第二章 朝焼けといちかの散歩道
朝の静けさを破るように、目覚まし時計が優しく鳴った。
まだ薄暗い部屋の中で、陸はそっと目を開ける。
彼の横で、いちかが静かに丸まって眠っていた。
その小さな呼吸を感じながら、陸はゆっくりと布団から起き上がる。
「おはよう、いちか」
まだ声がかすれている。陸はその声を耳に優しく響かせるように、顔を近づけた。
いちかは眠そうに目をこすり、のそのそと立ち上がる。
そして、陸の手をぺろりと舐めた。
それが、彼にとっては何よりの“朝の合図”だった。
***
リビングでコーヒーを淹れながら、陸は窓の外を見る。
まだ夜明け前の青い空に、うっすらとオレンジ色の朝焼けが広がっていた。
「今日も、いい日になるかな」
そんな希望を胸に、いちかのリードを手に取る。
「さあ、散歩に行こう」
玄関を出ると、ひんやりとした空気が肌を包んだ。
まだ眠っている街の景色が、少しずつ目を覚ましはじめている。
いちかはリードを引っ張って、元気に歩き出した。
それに合わせて、陸もゆっくりと一歩一歩、外の世界に踏み出す。
***
公園の芝生には、朝露が光っていた。
小鳥のさえずりがあちこちから聞こえ、風がそよぐ。
いちかは草むらに顔をうずめて、嬉しそうに鼻を動かす。
「ほら、いちか。
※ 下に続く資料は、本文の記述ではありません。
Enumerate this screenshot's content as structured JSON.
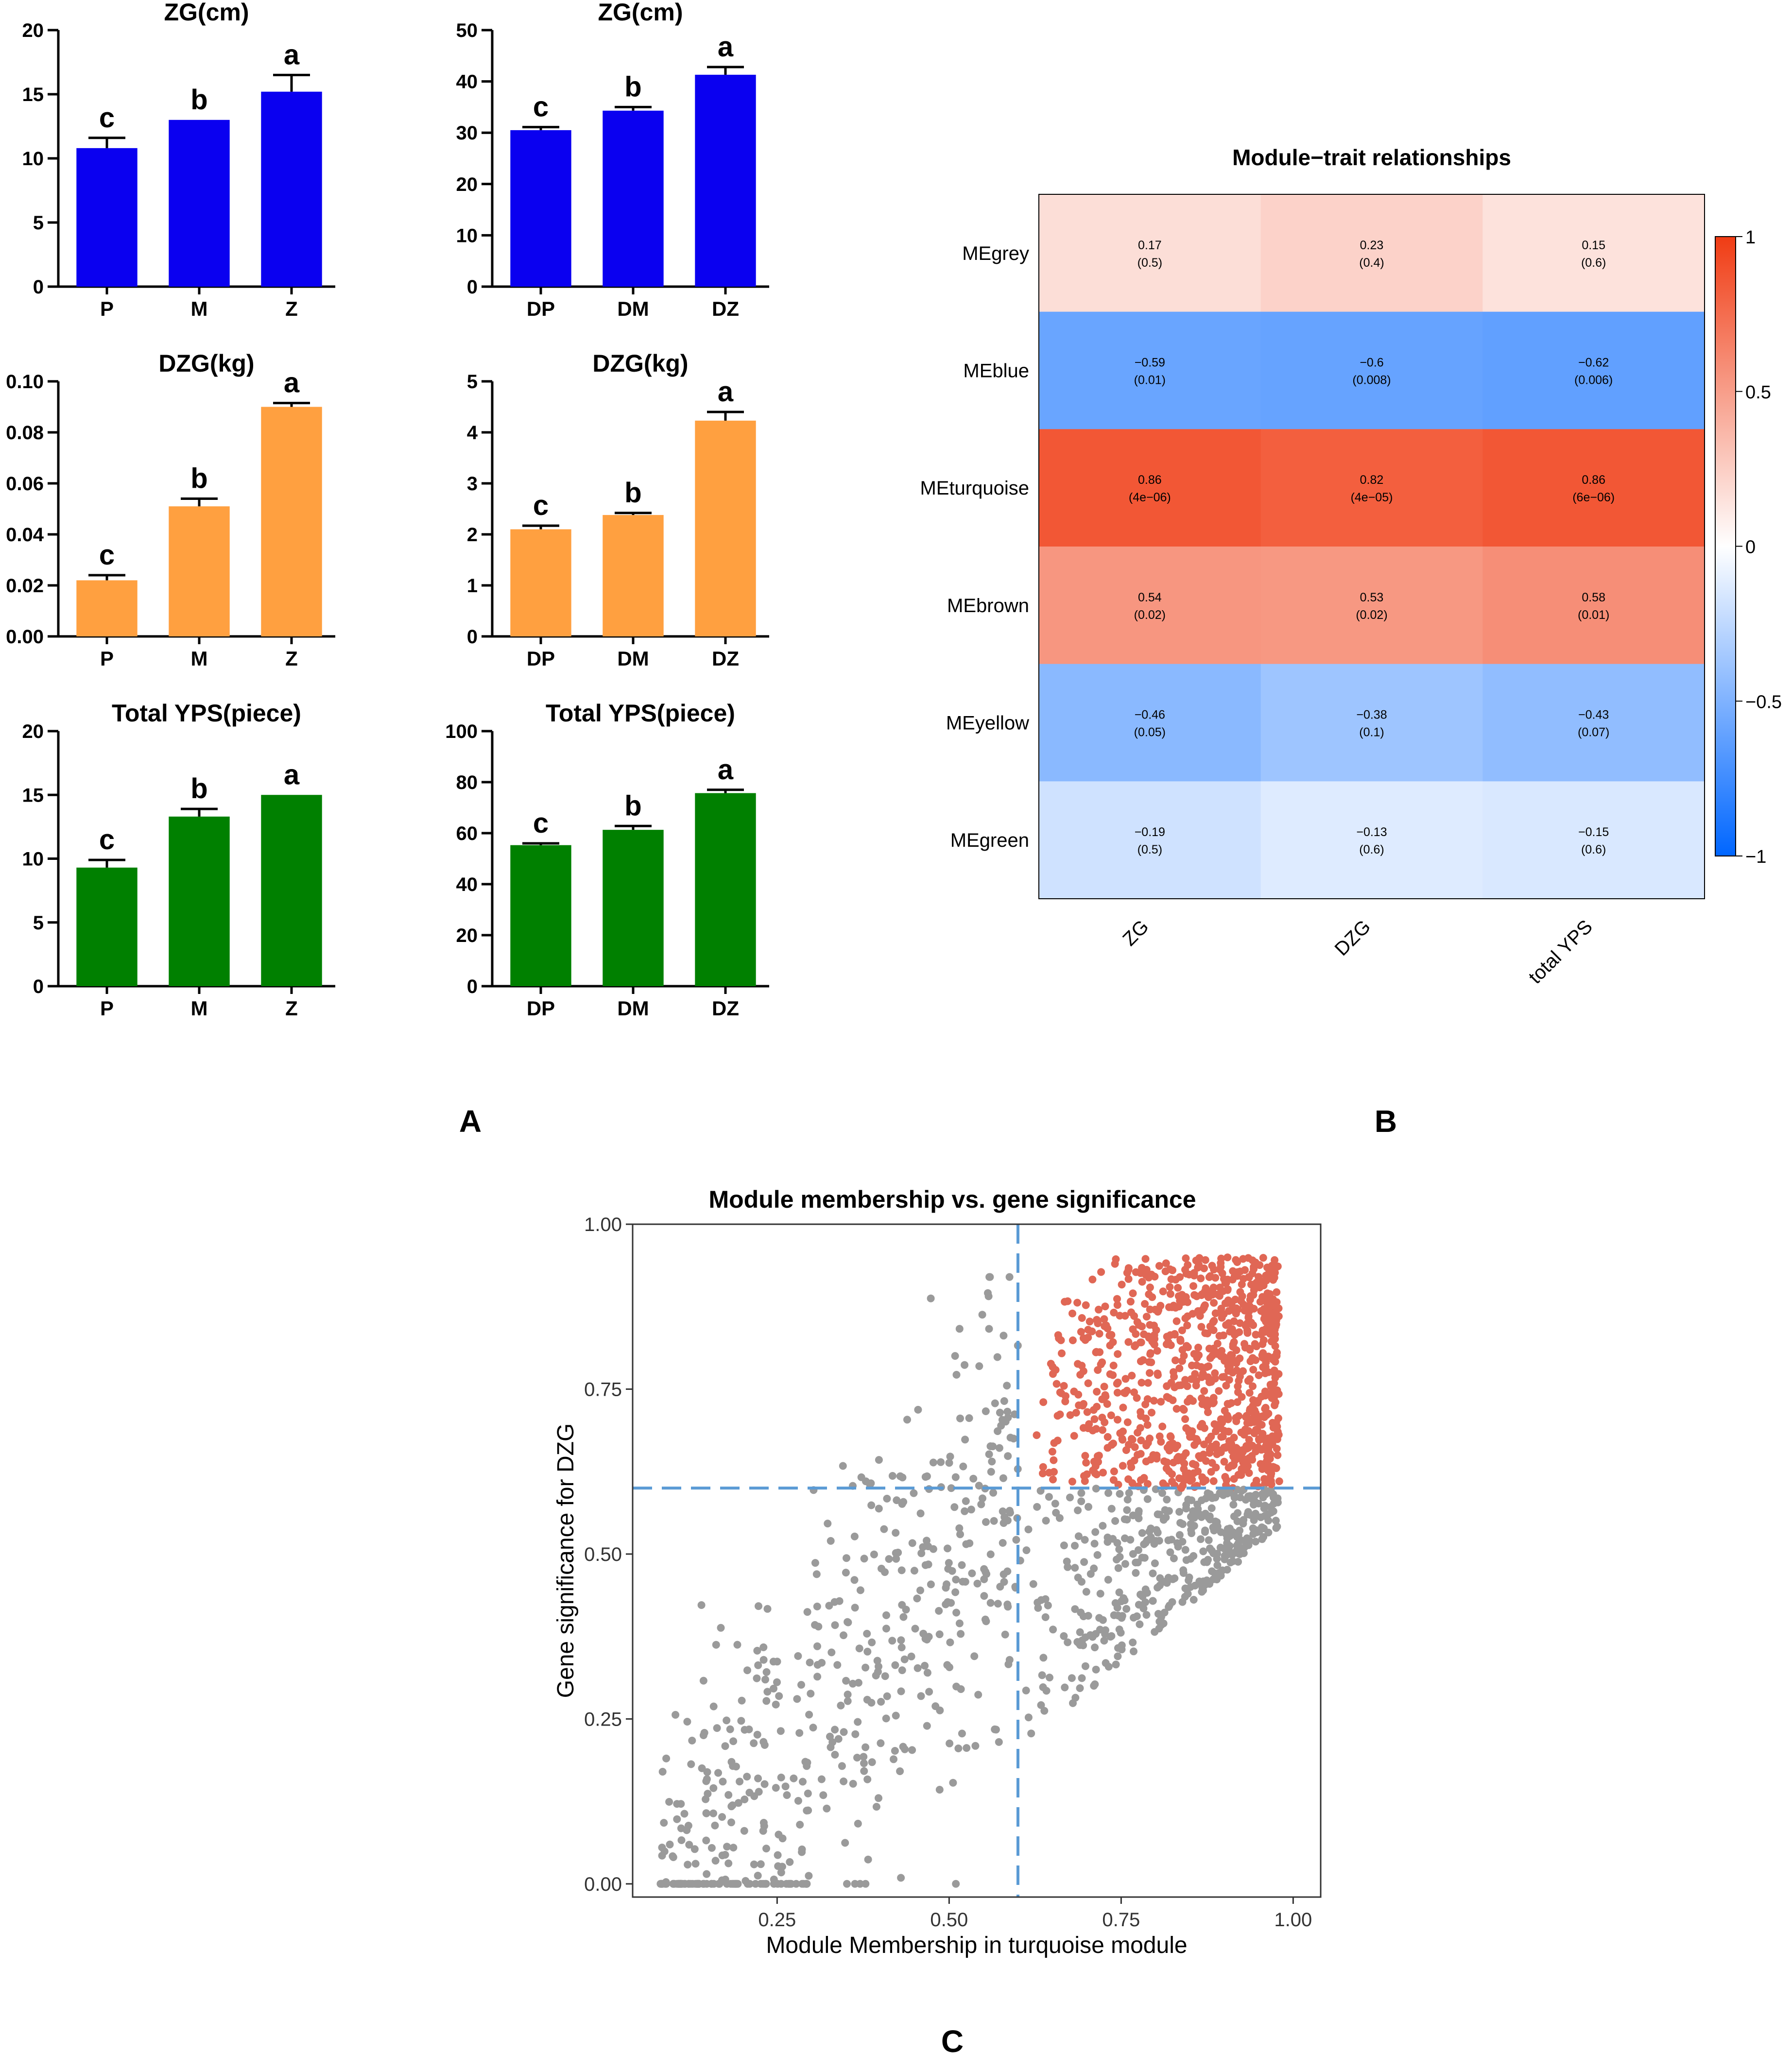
{
  "panel_labels": {
    "A": "A",
    "B": "B",
    "C": "C"
  },
  "chart_data": [
    {
      "id": "zg1",
      "type": "bar",
      "title": "ZG(cm)",
      "categories": [
        "P",
        "M",
        "Z"
      ],
      "values": [
        10.8,
        13.0,
        15.2
      ],
      "errors": [
        0.8,
        0.0,
        1.3
      ],
      "letters": [
        "c",
        "b",
        "a"
      ],
      "ylim": [
        0,
        20
      ],
      "yticks": [
        "0",
        "5",
        "10",
        "15",
        "20"
      ],
      "color": "#0a00f0"
    },
    {
      "id": "zg2",
      "type": "bar",
      "title": "ZG(cm)",
      "categories": [
        "DP",
        "DM",
        "DZ"
      ],
      "values": [
        30.5,
        34.3,
        41.3
      ],
      "errors": [
        0.6,
        0.7,
        1.5
      ],
      "letters": [
        "c",
        "b",
        "a"
      ],
      "ylim": [
        0,
        50
      ],
      "yticks": [
        "0",
        "10",
        "20",
        "30",
        "40",
        "50"
      ],
      "color": "#0a00f0"
    },
    {
      "id": "dzg1",
      "type": "bar",
      "title": "DZG(kg)",
      "categories": [
        "P",
        "M",
        "Z"
      ],
      "values": [
        0.022,
        0.051,
        0.09
      ],
      "errors": [
        0.002,
        0.003,
        0.0015
      ],
      "letters": [
        "c",
        "b",
        "a"
      ],
      "ylim": [
        0,
        0.1
      ],
      "yticks": [
        "0.00",
        "0.02",
        "0.04",
        "0.06",
        "0.08",
        "0.10"
      ],
      "color": "#ffa040"
    },
    {
      "id": "dzg2",
      "type": "bar",
      "title": "DZG(kg)",
      "categories": [
        "DP",
        "DM",
        "DZ"
      ],
      "values": [
        2.1,
        2.38,
        4.23
      ],
      "errors": [
        0.07,
        0.04,
        0.17
      ],
      "letters": [
        "c",
        "b",
        "a"
      ],
      "ylim": [
        0,
        5
      ],
      "yticks": [
        "0",
        "1",
        "2",
        "3",
        "4",
        "5"
      ],
      "color": "#ffa040"
    },
    {
      "id": "yps1",
      "type": "bar",
      "title": "Total YPS(piece)",
      "categories": [
        "P",
        "M",
        "Z"
      ],
      "values": [
        9.3,
        13.3,
        15.0
      ],
      "errors": [
        0.6,
        0.6,
        0.0
      ],
      "letters": [
        "c",
        "b",
        "a"
      ],
      "ylim": [
        0,
        20
      ],
      "yticks": [
        "0",
        "5",
        "10",
        "15",
        "20"
      ],
      "color": "#008000"
    },
    {
      "id": "yps2",
      "type": "bar",
      "title": "Total YPS(piece)",
      "categories": [
        "DP",
        "DM",
        "DZ"
      ],
      "values": [
        55.3,
        61.3,
        75.7
      ],
      "errors": [
        0.7,
        1.5,
        1.3
      ],
      "letters": [
        "c",
        "b",
        "a"
      ],
      "ylim": [
        0,
        100
      ],
      "yticks": [
        "0",
        "20",
        "40",
        "60",
        "80",
        "100"
      ],
      "color": "#008000"
    },
    {
      "id": "heatmap",
      "type": "heatmap",
      "title": "Module−trait relationships",
      "rows": [
        "MEgrey",
        "MEblue",
        "MEturquoise",
        "MEbrown",
        "MEyellow",
        "MEgreen"
      ],
      "columns": [
        "ZG",
        "DZG",
        "total YPS"
      ],
      "values": [
        [
          0.17,
          0.23,
          0.15
        ],
        [
          -0.59,
          -0.6,
          -0.62
        ],
        [
          0.86,
          0.82,
          0.86
        ],
        [
          0.54,
          0.53,
          0.58
        ],
        [
          -0.46,
          -0.38,
          -0.43
        ],
        [
          -0.19,
          -0.13,
          -0.15
        ]
      ],
      "cell_values": [
        [
          "0.17",
          "0.23",
          "0.15"
        ],
        [
          "−0.59",
          "−0.6",
          "−0.62"
        ],
        [
          "0.86",
          "0.82",
          "0.86"
        ],
        [
          "0.54",
          "0.53",
          "0.58"
        ],
        [
          "−0.46",
          "−0.38",
          "−0.43"
        ],
        [
          "−0.19",
          "−0.13",
          "−0.15"
        ]
      ],
      "pvalues": [
        [
          "(0.5)",
          "(0.4)",
          "(0.6)"
        ],
        [
          "(0.01)",
          "(0.008)",
          "(0.006)"
        ],
        [
          "(4e−06)",
          "(4e−05)",
          "(6e−06)"
        ],
        [
          "(0.02)",
          "(0.02)",
          "(0.01)"
        ],
        [
          "(0.05)",
          "(0.1)",
          "(0.07)"
        ],
        [
          "(0.5)",
          "(0.6)",
          "(0.6)"
        ]
      ],
      "colorbar": {
        "min": -1,
        "max": 1,
        "ticks": [
          "1",
          "0.5",
          "0",
          "−0.5",
          "−1"
        ],
        "low_color": "#0066ff",
        "mid_color": "#ffffff",
        "high_color": "#f03c14"
      }
    },
    {
      "id": "scatter",
      "type": "scatter",
      "title": "Module membership vs. gene significance",
      "xlabel": "Module Membership in turquoise module",
      "ylabel": "Gene significance for DZG",
      "xlim": [
        0.04,
        1.04
      ],
      "ylim": [
        -0.02,
        1.0
      ],
      "xticks": [
        "0.25",
        "0.50",
        "0.75",
        "1.00"
      ],
      "yticks": [
        "0.00",
        "0.25",
        "0.50",
        "0.75",
        "1.00"
      ],
      "threshold_x": 0.6,
      "threshold_y": 0.6,
      "highlight_color": "#e06755",
      "other_color": "#9a9a9a",
      "line_color": "#5b9bd5",
      "point_count_approx": 1800
    }
  ]
}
新しい匂い、たくさんあるね」
陸の声は静かで優しかった。
かつては外の空気が怖くて、窓も開けられなかった男が、今ここにいる。
足取りはまだゆっくりだけれど、確かに前を向いている。
***
帰り道、ふたりは並んで歩いた。
陸はふと、空を見上げた。
「楓と出会ってから、世界が変わったな」
いちかは尻尾を振って答えるように、陸の手を軽く鼻で押した。
「ありがとう、いちか」
そう呟きながら、陸は小さく笑った。
新しい日々は、こうしてゆっくりと始まっていく。
坂を下った先に、小さな川沿いの遊歩道があった。
散歩コースとしては定番らしく、朝早くから犬を連れた人や、ジョギング中の若者がちらほらと歩いている。
陸は自然と歩くペースを緩めた。
他人とすれ違うとき、かつてはその空気さえも怖かった。誰かが香水をつけていたら、タバコの煙が漂ってきたら、それだけで発作を起こすことがあった。
けれど今は、いちかがそばにいる。
そのことが、不思議と彼の心を安定させてくれた。
「おはようございます」
すれ違う中年の男性が、軽く頭を下げて挨拶してくれた。
陸は少し緊張しながらも、頷き返す。
「……おはようございます」
こんな当たり前のやりとりが、自分にはなかったのだと思うと、少しだけ胸が熱くなる。
ふと、前を歩いていたいちかが立ち止まり、こちらを振り返った。
それから草の上にぺたんと座り、ぽかんとした顔で空を見上げていた。
「何か見えた?」
陸がしゃがみこむと、いちかは彼の膝の間に頭をすり寄せた。
その仕草は、まるでこう言っているかのようだった。
「焦らなくていいよ」
陸はそっと微笑み、目を閉じた。
風の音。鳥のさえずり。川の流れ。いちかの体温。
すべてが、自分に「ここにいていい」と言ってくれているような気がした。
***
家に戻るころには、太陽はすっかり昇っていた。
朝焼けは消え、空は晴れやかな青に変わっていた。
「ただいま」
玄関で靴を脱ぎながら、陸はそう呟いた。
いちかがリビングのカーペットに飛び乗って、くるくる回ったあと、嬉しそうに尻尾を振る。
「今日も無事、外に出られたね」
陸は自分の胸に手を当てる。
昔のような過呼吸もない。息が、深く吸える。
「次は、誰かに“会いに行く日”を作ろうか」
それは、楓のことだった。
この家に、彼女を迎え入れる日のことを思いながら、陸は少し照れたように笑った。
一緒に散歩をして、
一緒に食卓を囲んで、
一緒に、未来を語りたい。
そう思えるようになった自分自身を、少しだけ誇らしく思う。
その足元で、いちかが「ワン」と一声、短く鳴いた。
まるでそれが、「よくできました」のご褒美のようで、陸は思わず笑ってしまった。